9. A system, comprising:

at least one computing module comprising a physical interface for connection to a memory bus,

at least one computing element configured to execute the computing instructions; and

a controller attached to the memory bus and configured to generate the physical address signals with corresponding control signals; and

a controller configured to generate the physical address signals with corresponding control signals.

10. The system of claim 9, wherein:

the at least computing module includes a plurality of computing modules; and

the controller is configured to generate physical addresses for an address space, the address space including different portions corresponding to operations in each computing module.

11. The system of claim 10, wherein:

the address space is divided into pages, and

the different portions each include an integer number of pages.

12. The system of claim 9, wherein:

the processing section is configured to determine a computing resource from a first portion of a received physical address and an identification of a device requesting the computing operation from a second portion of the received physical address.

13. The system of claim 9, wherein:

the controller includes at least a processor and another device, the processor being configured to enable direct memory access (DMA) transfers between the other device and the at least one computing module.

14. The system of claim 9, wherein:

the controller includes a processor, a cache memory and a cache controller; wherein

at least read physical addresses corresponding to the at least one computing module are uncached addresses.

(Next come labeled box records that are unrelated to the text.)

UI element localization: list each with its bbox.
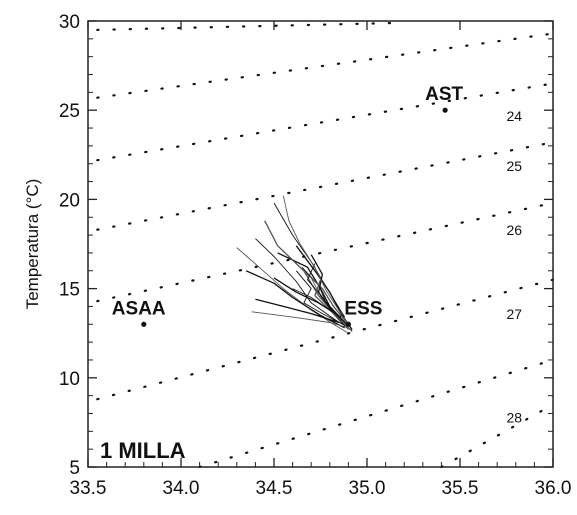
ts-profile-line	[307, 273, 349, 325]
x-tick-label: 33.5	[70, 478, 107, 499]
isopycnal-line	[198, 358, 555, 469]
isopycnal-label: 25	[507, 158, 523, 174]
isopycnal-label: 26	[507, 222, 523, 238]
y-tick-label: 5	[69, 458, 80, 479]
x-tick-label: 34.0	[163, 478, 200, 499]
isopycnal-label: 27	[507, 306, 523, 322]
x-tick-label: 34.5	[256, 478, 293, 499]
isopycnal-label: 24	[507, 108, 523, 124]
y-tick-label: 20	[59, 190, 80, 211]
ts-profile-line	[314, 279, 346, 325]
ts-profile-line	[273, 277, 342, 318]
y-tick-label: 10	[59, 369, 80, 390]
station-point	[442, 107, 448, 113]
y-axis-label: Temperatura (°C)	[23, 179, 42, 310]
ts-profile-line	[255, 298, 340, 324]
ts-profile-line	[255, 238, 340, 323]
isopycnal-labels: 24 25 26 27 28	[507, 108, 523, 425]
ts-profile-line	[295, 270, 344, 325]
x-tick-label: 35.5	[442, 478, 479, 499]
isopycnal-label: 28	[507, 409, 523, 425]
isopycnal-lines	[96, 21, 555, 469]
plot-frame	[87, 20, 554, 468]
y-tick-label: 30	[59, 12, 80, 33]
ts-profile-line	[236, 247, 349, 334]
axis-ticks: 33.5 34.0 34.5 35.0 35.5 36.0 5 10 15 20 25 30	[59, 12, 572, 499]
y-tick-label: 15	[59, 280, 80, 301]
x-tick-label: 35.0	[349, 478, 386, 499]
isopycnal-line	[440, 403, 555, 469]
annotation-label: 1 MILLA	[100, 438, 186, 463]
water-mass-stations: AST ASAA ESS	[112, 84, 464, 327]
ts-profile-line	[251, 311, 349, 329]
station-point	[345, 321, 351, 327]
ts-profiles	[236, 195, 353, 334]
station-label: ASAA	[112, 298, 166, 319]
x-tick-label: 36.0	[535, 478, 572, 499]
y-tick-label: 25	[59, 101, 80, 122]
station-label: AST	[425, 84, 463, 105]
station-point	[141, 321, 147, 327]
station-label: ESS	[344, 298, 382, 319]
isopycnal-line	[96, 201, 555, 303]
ts-profile-line	[307, 263, 349, 327]
ts-profile-line	[282, 195, 342, 314]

15. The system of claim 9, wherein:

the controller includes a request encoder configured to encode computing requests for the computing module into physical addresses for transmission over the memory bus.

17. A method, comprising:

receiving at least physical address values on a memory bus at a computing module attached to the memory bus; decoding computing requests from at least the physical address values in the computing module; and performing the computing requests with computing elements in the computing module.

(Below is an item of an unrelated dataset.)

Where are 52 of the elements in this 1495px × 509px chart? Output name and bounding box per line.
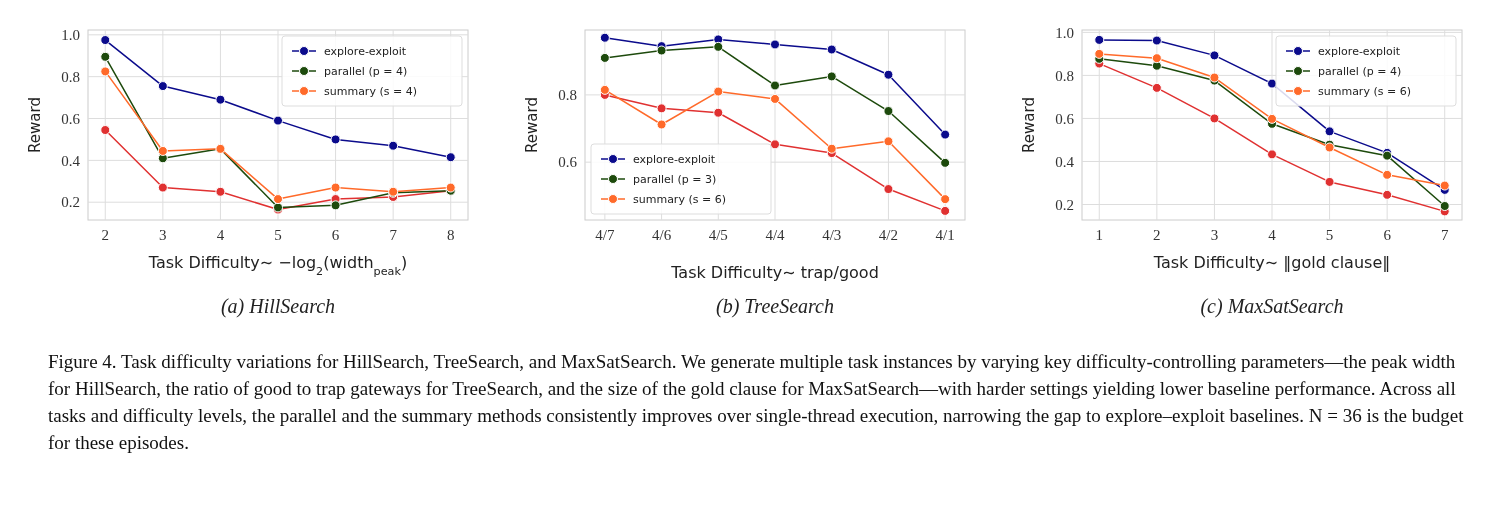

18. The method of claim 17, wherein:

receiving at least physical address values on a memory bus further includes receiving at least one control signal to indicate at least a read or write operation.

19. The method of claim 17, further including:

determining a type of computing request from a first portion of the physical address and determining a requesting device identification from a second portion of the physical address.

20. The method of claim 17, further including:

encoding computing requests for the computing module into physical addresses for transmission over the memory bus.

21. The method of claim 17, further including:

synchronizing a module clock on the at least one computing module with a host clock in a host device coupled to the memory bus;

determining a time stamp for received computing requests in the computing module; and

generating a timestamp using the module clock for request results output from the computing module.

22. The method of claim 17, further including:

generating a list of data transfer operations within the computing module;

reading the list from the computing module; and

performing the data transfer operations by operation of a host device.

23. The method of claim 22, wherein:

the list of data transfer operations includes a scatter/gather list for a direct memory access or equivalent operation executed by a device different than the computing module.